Banda Aceh – Surat Kementerian Energi Sumber Daya Mineral (ESDM) Nomor: T-125/MB.05/SJN.H/2023 tentang Pengelolaan Pertambangan Mineral dan Batubara Pemerintah Daerah Aceh tidak dapat dijadikan dasar hukum untuk menganulir kewenangan Pemerintah Aceh dalam memberikan izin investasi, termasuk dalam Penanaman Modal Asing (PMA).
Demikian ditegaskan Ketua Dewan Perwakilan Rakyat (DPR) Aceh, Saiful Bahri atau akrab disapa Pon Yaya, Rabu 15 Februari 2023, menyikapi surat Kementerian ESDM yang ditandatangani oleh Sekretaris Jenderal Kementerian ESDM dengan mengatasnamakan Menteri ESDM.
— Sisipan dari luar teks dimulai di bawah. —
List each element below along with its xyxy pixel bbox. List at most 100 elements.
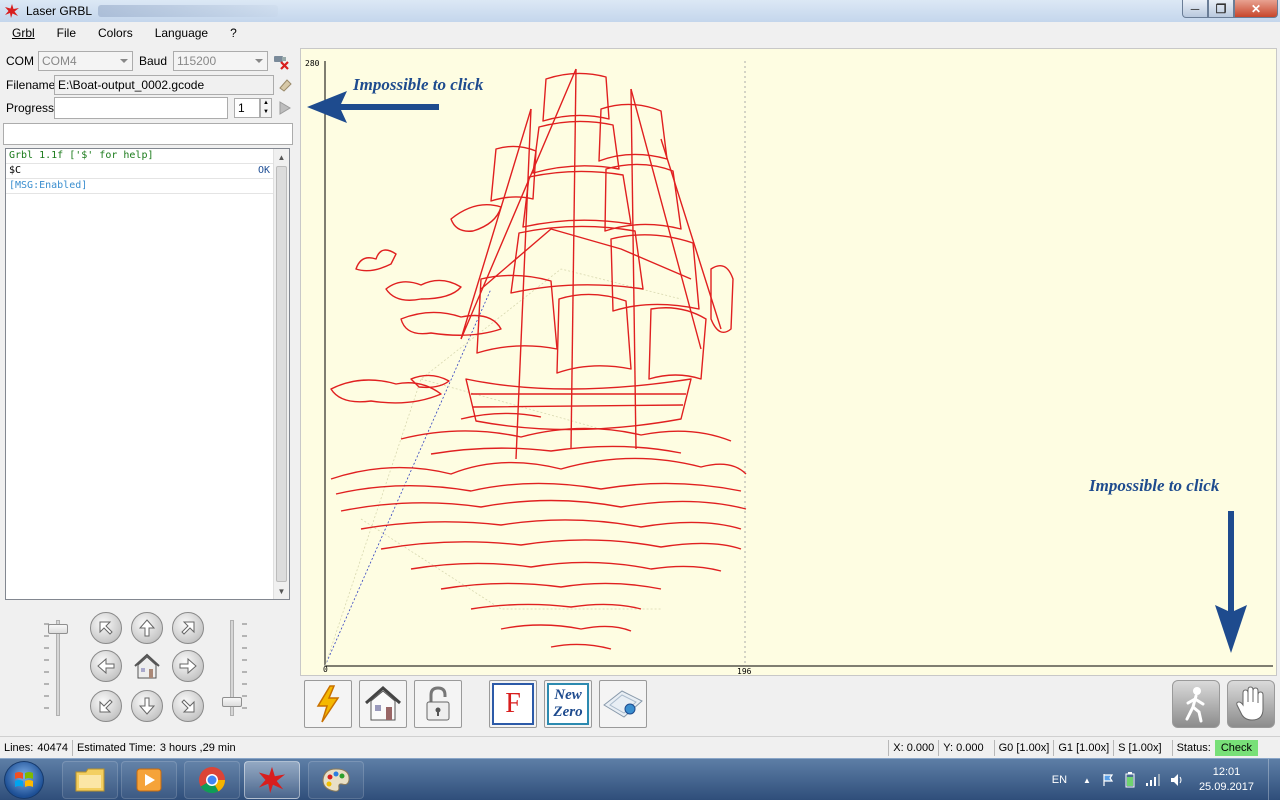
network-signal-icon[interactable] <box>1145 773 1161 787</box>
laser-fire-button[interactable] <box>304 680 352 728</box>
window-title: Laser GRBL <box>26 4 93 18</box>
taskbar-laser-grbl[interactable] <box>244 761 300 799</box>
lightning-icon <box>316 685 340 723</box>
home-icon <box>365 685 401 721</box>
run-button[interactable] <box>276 99 294 117</box>
com-select[interactable]: COM4 <box>38 51 133 71</box>
resume-button[interactable] <box>1172 680 1220 728</box>
progress-label: Progress <box>6 101 55 115</box>
jog-left-button[interactable] <box>90 650 122 682</box>
scroll-thumb[interactable] <box>276 166 287 582</box>
copies-stepper[interactable]: ▲ ▼ <box>260 98 272 118</box>
arrow-right-icon <box>179 657 197 675</box>
paint-palette-icon <box>322 768 350 792</box>
console-log[interactable]: Grbl 1.1f ['$' for help] $C OK [MSG:Enabled… <box>5 148 290 600</box>
menu-grbl[interactable]: Grbl <box>8 24 39 42</box>
status-badge: Check <box>1214 739 1258 756</box>
annotation-arrow-down-icon <box>1215 511 1247 653</box>
status-bar: Lines: 40474 Estimated Time: 3 hours ,29… <box>0 736 1280 758</box>
frame-icon <box>603 690 643 718</box>
jog-home-button[interactable] <box>131 650 163 682</box>
step-slider-thumb[interactable] <box>222 697 242 708</box>
speed-slider-ticks <box>44 623 49 709</box>
g1-override: G1 [1.00x] <box>1058 741 1110 754</box>
home-icon <box>134 653 160 679</box>
jog-right-button[interactable] <box>172 650 204 682</box>
jog-down-left-button[interactable] <box>90 690 122 722</box>
maximize-button[interactable]: ❐ <box>1208 0 1234 18</box>
preview-area: 280 196 0 Impossible to click Impossible… <box>300 46 1280 734</box>
taskbar-chrome[interactable] <box>184 761 240 799</box>
media-player-icon <box>136 768 162 792</box>
scroll-down-icon[interactable]: ▼ <box>274 583 289 599</box>
disconnect-icon <box>274 56 289 70</box>
speed-slider-track[interactable] <box>56 620 60 716</box>
jog-down-right-button[interactable] <box>172 690 204 722</box>
jog-down-button[interactable] <box>131 690 163 722</box>
clock-date: 25.09.2017 <box>1198 781 1254 793</box>
path-guide <box>324 288 492 667</box>
console-line: $C OK <box>6 164 273 179</box>
menu-file[interactable]: File <box>53 24 80 42</box>
language-indicator[interactable]: EN <box>1052 774 1067 786</box>
title-bar[interactable]: Laser GRBL ─ ❐ ✕ <box>0 0 1280 22</box>
stepper-down-icon[interactable]: ▼ <box>261 108 271 117</box>
chevron-down-icon <box>120 59 128 63</box>
disconnect-button[interactable] <box>272 52 290 70</box>
battery-icon[interactable] <box>1123 772 1137 788</box>
command-input[interactable] <box>3 123 293 145</box>
show-desktop-button[interactable] <box>1268 759 1280 800</box>
scroll-up-icon[interactable]: ▲ <box>274 149 289 165</box>
menu-language[interactable]: Language <box>151 24 212 42</box>
filename-field[interactable]: E:\Boat-output_0002.gcode <box>54 75 274 95</box>
stepper-up-icon[interactable]: ▲ <box>261 99 271 108</box>
console-lines: Grbl 1.1f ['$' for help] $C OK [MSG:Enabled… <box>6 149 273 599</box>
clock-time: 12:01 <box>1212 766 1241 778</box>
new-zero-label-1: New <box>554 687 582 703</box>
console-scrollbar[interactable]: ▲ ▼ <box>273 149 289 599</box>
chrome-icon <box>199 767 226 794</box>
jog-up-button[interactable] <box>131 612 163 644</box>
override-f-button[interactable]: F <box>489 680 537 728</box>
new-zero-button[interactable]: New Zero <box>544 680 592 728</box>
gcode-preview-canvas[interactable]: 280 196 0 Impossible to click Impossible… <box>300 48 1277 676</box>
volume-icon[interactable] <box>1169 773 1185 787</box>
frame-button[interactable] <box>599 680 647 728</box>
left-panel: COM COM4 Baud 115200 Filename E:\Boat-ou… <box>0 46 298 734</box>
menu-colors[interactable]: Colors <box>94 24 137 42</box>
taskbar-explorer[interactable] <box>62 761 118 799</box>
menu-help[interactable]: ? <box>226 24 241 42</box>
console-line-text: $C <box>9 165 22 176</box>
arrow-up-left-icon <box>99 621 113 635</box>
arrow-up-right-icon <box>181 621 195 635</box>
taskbar-paint[interactable] <box>308 761 364 799</box>
x-position: X: 0.000 <box>893 741 935 754</box>
system-tray: EN ▲ 12:01 25.09.2017 <box>1052 759 1280 800</box>
title-ghost-text <box>98 5 279 17</box>
close-button[interactable]: ✕ <box>1234 0 1278 18</box>
start-button[interactable] <box>4 761 44 799</box>
s-override: S [1.00x] <box>1118 741 1162 754</box>
action-center-flag-icon[interactable] <box>1101 773 1115 787</box>
taskbar-clock[interactable]: 12:01 25.09.2017 <box>1199 765 1254 795</box>
show-hidden-icons-icon[interactable]: ▲ <box>1083 776 1091 785</box>
windows-logo-icon <box>15 772 33 787</box>
y-max-label: 280 <box>305 59 320 68</box>
console-line-result: OK <box>257 165 270 176</box>
homing-button[interactable] <box>359 680 407 728</box>
jog-up-right-button[interactable] <box>172 612 204 644</box>
unlock-button[interactable] <box>414 680 462 728</box>
com-select-value: COM4 <box>42 54 77 68</box>
speed-slider-thumb[interactable] <box>48 624 68 635</box>
open-file-button[interactable] <box>276 76 294 94</box>
g0-override: G0 [1.00x] <box>998 741 1050 754</box>
jog-up-left-button[interactable] <box>90 612 122 644</box>
laser-app-icon <box>258 766 286 794</box>
minimize-button[interactable]: ─ <box>1182 0 1208 18</box>
x-max-label: 196 <box>737 667 752 676</box>
taskbar-media-player[interactable] <box>121 761 177 799</box>
stop-button[interactable] <box>1227 680 1275 728</box>
copies-field[interactable]: 1 <box>234 98 260 118</box>
baud-select[interactable]: 115200 <box>173 51 268 71</box>
menu-bar: Grbl File Colors Language ? <box>0 22 1280 44</box>
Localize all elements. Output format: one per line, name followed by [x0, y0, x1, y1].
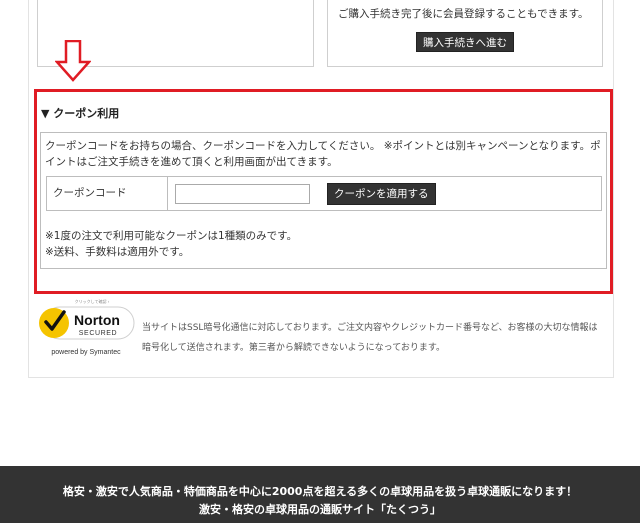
- proceed-to-purchase-button[interactable]: 購入手続きへ進む: [416, 32, 514, 52]
- apply-coupon-button[interactable]: クーポンを適用する: [327, 183, 436, 205]
- norton-secured-badge[interactable]: クリックして確認 › Norton SECURED powered by Sym…: [34, 297, 138, 359]
- footer-site-name: 激安・格安の卓球用品の通販サイト「たくつう」: [199, 503, 441, 516]
- coupon-content-box: クーポンコードをお持ちの場合、クーポンコードを入力してください。 ※ポイントとは…: [40, 132, 607, 269]
- coupon-code-label: クーポンコード: [47, 177, 168, 210]
- coupon-note-item: ※1度の注文で利用可能なクーポンは1種類のみです。: [45, 230, 298, 242]
- norton-verify-text: クリックして確認 ›: [75, 298, 110, 304]
- coupon-code-row: クーポンコード クーポンを適用する: [46, 176, 602, 211]
- coupon-code-input[interactable]: [175, 184, 310, 204]
- coupon-section: ▼ クーポン利用 クーポンコードをお持ちの場合、クーポンコードを入力してください…: [34, 89, 613, 294]
- right-option-box: ご購入手続き完了後に会員登録することもできます。 購入手続きへ進む: [327, 0, 603, 67]
- norton-secured-text: SECURED: [79, 330, 117, 337]
- coupon-note-item: ※送料、手数料は適用外です。: [45, 246, 190, 258]
- footer-tagline: 格安・激安で人気商品・特価商品を中心に2000点を超える多くの卓球用品を扱う卓球…: [62, 485, 578, 498]
- site-footer: 格安・激安で人気商品・特価商品を中心に2000点を超える多くの卓球用品を扱う卓球…: [0, 466, 640, 523]
- coupon-notes: ※1度の注文で利用可能なクーポンは1種類のみです。 ※送料、手数料は適用外です。: [45, 228, 297, 260]
- norton-brand: Norton: [74, 312, 120, 328]
- coupon-description: クーポンコードをお持ちの場合、クーポンコードを入力してください。 ※ポイントとは…: [45, 140, 601, 168]
- coupon-title: ▼ クーポン利用: [41, 107, 120, 120]
- down-arrow-icon: [55, 40, 91, 82]
- register-note: ご購入手続き完了後に会員登録することもできます。: [338, 8, 589, 20]
- ssl-security-note: 当サイトはSSL暗号化通信に対応しております。ご注文内容やクレジットカード番号な…: [142, 323, 598, 353]
- norton-powered-text: powered by Symantec: [51, 349, 121, 356]
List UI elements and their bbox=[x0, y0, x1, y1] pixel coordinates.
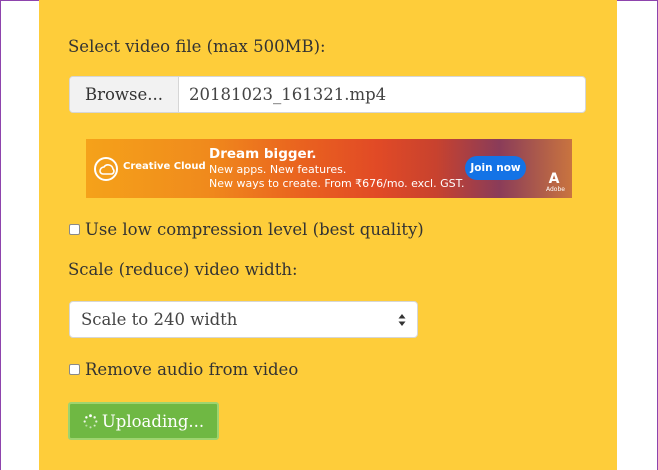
ad-subline-1: New apps. New features. bbox=[209, 163, 347, 176]
converter-form-panel: Select video file (max 500MB): Browse...… bbox=[39, 0, 617, 470]
remove-audio-checkbox[interactable] bbox=[69, 364, 80, 375]
sort-arrows-icon bbox=[398, 314, 406, 326]
creative-cloud-icon bbox=[94, 157, 118, 181]
scale-width-label: Scale (reduce) video width: bbox=[68, 260, 298, 279]
ad-join-now-button[interactable]: Join now bbox=[465, 156, 526, 180]
adobe-logo-icon: A Adobe bbox=[546, 171, 565, 193]
ad-subline-2: New ways to create. From ₹676/mo. excl. … bbox=[209, 177, 465, 190]
low-compression-option[interactable]: Use low compression level (best quality) bbox=[69, 220, 424, 239]
low-compression-label: Use low compression level (best quality) bbox=[85, 220, 424, 239]
selected-file-name: 20181023_161321.mp4 bbox=[189, 85, 387, 104]
upload-button-label: Uploading... bbox=[101, 411, 205, 431]
file-select-label: Select video file (max 500MB): bbox=[68, 37, 326, 56]
upload-button[interactable]: Uploading... bbox=[68, 402, 219, 440]
scale-width-selected-value: Scale to 240 width bbox=[81, 310, 238, 329]
file-input[interactable]: Browse... 20181023_161321.mp4 bbox=[69, 76, 586, 113]
ad-headline: Dream bigger. bbox=[209, 146, 317, 162]
remove-audio-label: Remove audio from video bbox=[85, 360, 299, 379]
scale-width-select[interactable]: Scale to 240 width bbox=[69, 301, 418, 338]
browse-button[interactable]: Browse... bbox=[70, 77, 179, 112]
adobe-wordmark: Adobe bbox=[546, 186, 565, 193]
ad-brand-name: Creative Cloud bbox=[123, 161, 206, 172]
spinner-icon bbox=[83, 413, 98, 428]
low-compression-checkbox[interactable] bbox=[69, 224, 80, 235]
creative-cloud-ad-banner[interactable]: Creative Cloud Dream bigger. New apps. N… bbox=[86, 139, 572, 198]
remove-audio-option[interactable]: Remove audio from video bbox=[69, 360, 298, 379]
adobe-mark: A bbox=[548, 171, 560, 187]
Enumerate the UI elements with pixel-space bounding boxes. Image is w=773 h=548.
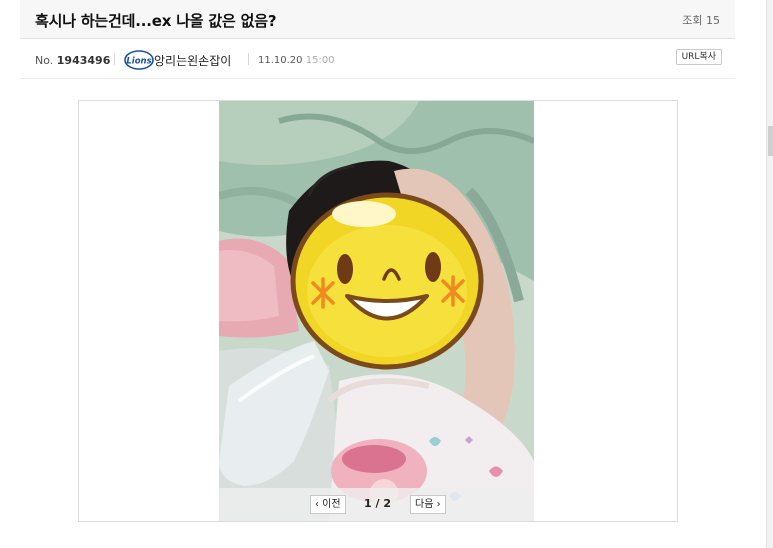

“Itu bukan produk hukum yang dapat dijadikan landasan hukum, sebagaimana yang dimaksud dalam Undang-Undang RI Nomor 15 Tahun 2019 tentang pembentukan peraturan Perundang-undangan,” tegas Pon Yaya,
Pon Yaya menjelaskan, ikhwal kewenangan Pemerintah Aceh tentang pemberian izin bagi investasi asing telah diatur dalam Pasal 165 ayat (2) Undang-undang Republik Indonesia Nomor 11 Tahun 2006 tentang Pemerintahan Aceh.
Dengan adanya UU No. 11/2006 tersebut, menurutnya, secara hukum Pemerintah Aceh memiliki kewenangan dalam pemberian izin bagi investasi asing dan penanaman modal asing.
“Dengan demikian Aceh sebagai daerah yang diberikan kewenangan khusus sesuai dengan konstitusi Negara Republik Indonesia berwenang mengatur kewenangannya,” lanjut Pon Yaya.
Pon Yaya turut merujuk Putusan Mahkamah Agung Nomor 91K/TUN/LH/2020, terkait izin pertambangan PT EMM (Emas Murni Mineral) di Beutong Ateuh. Dalam putusan tersebut, Mahkamah Agung telah menyatakan izin yang dikeluarkan Kepala Badan Koordinasi Penanaman Modal (BKPM) Nomor: 66/I/IUP/PMA/2017 tentang persetujuan penyesuaian dan peningkatan tahap izin usaha pertambangan eksplorasi menjadi izin usaha pertambangan operasi produksi mineral logam dalam rangka Penanaman Modal Asing untuk komoditas emas kepada PT. EMM tertanggal 19 Desember 2017 telah batal.
Menurutnya putusan tersebut dikeluarkan Mahkamah Agung setelah adanya pertimbangan tentang kewenangan izin pertambangan dari investasi asing di Aceh merupakan kewenangan Pemerintah Aceh. “Bukan kewenangan Pemerintah Pusat,” ucapnya.
Dia mengatakan UU RI No.11/2006 tentang Pemerintahan Aceh merupakan produk Hukum yang sah dan berlaku sesuai dengan konstitusi Negara Kesatuan Republik Indonesia (NKRI). Selanjutnya, UU No.11/2009 tersebut juga merupakan solusi bagi konflik bersenjata di Aceh.
“Undang-Undang ini merupakan turunan dari perjanjian damai yang kita kenal dengan perjanjian MoU Helsinki, oleh karena itu pengingkaran terhadapnya merupakan perbuatan yang melawan konstitusi (makar) dan juga merupakan musuh perdamaian,” kata Pon Yaya.
Atas berbagai pertimbangan tersebut, Pon Yaya mengatakan DPR Aceh akan segera melakukan rapat bersama Pemerintah Aceh. “Kita juga akan meminta Sekretaris Jenderal Kementerian ESDM untuk mencabut surat yang mereduksi kewenangan Aceh sebagaimana disebutkan dalam UUPA secara tegas dan sangat jelas, terutama Pasal 156 dan Pasal 165,” pungkas Pon Yaya.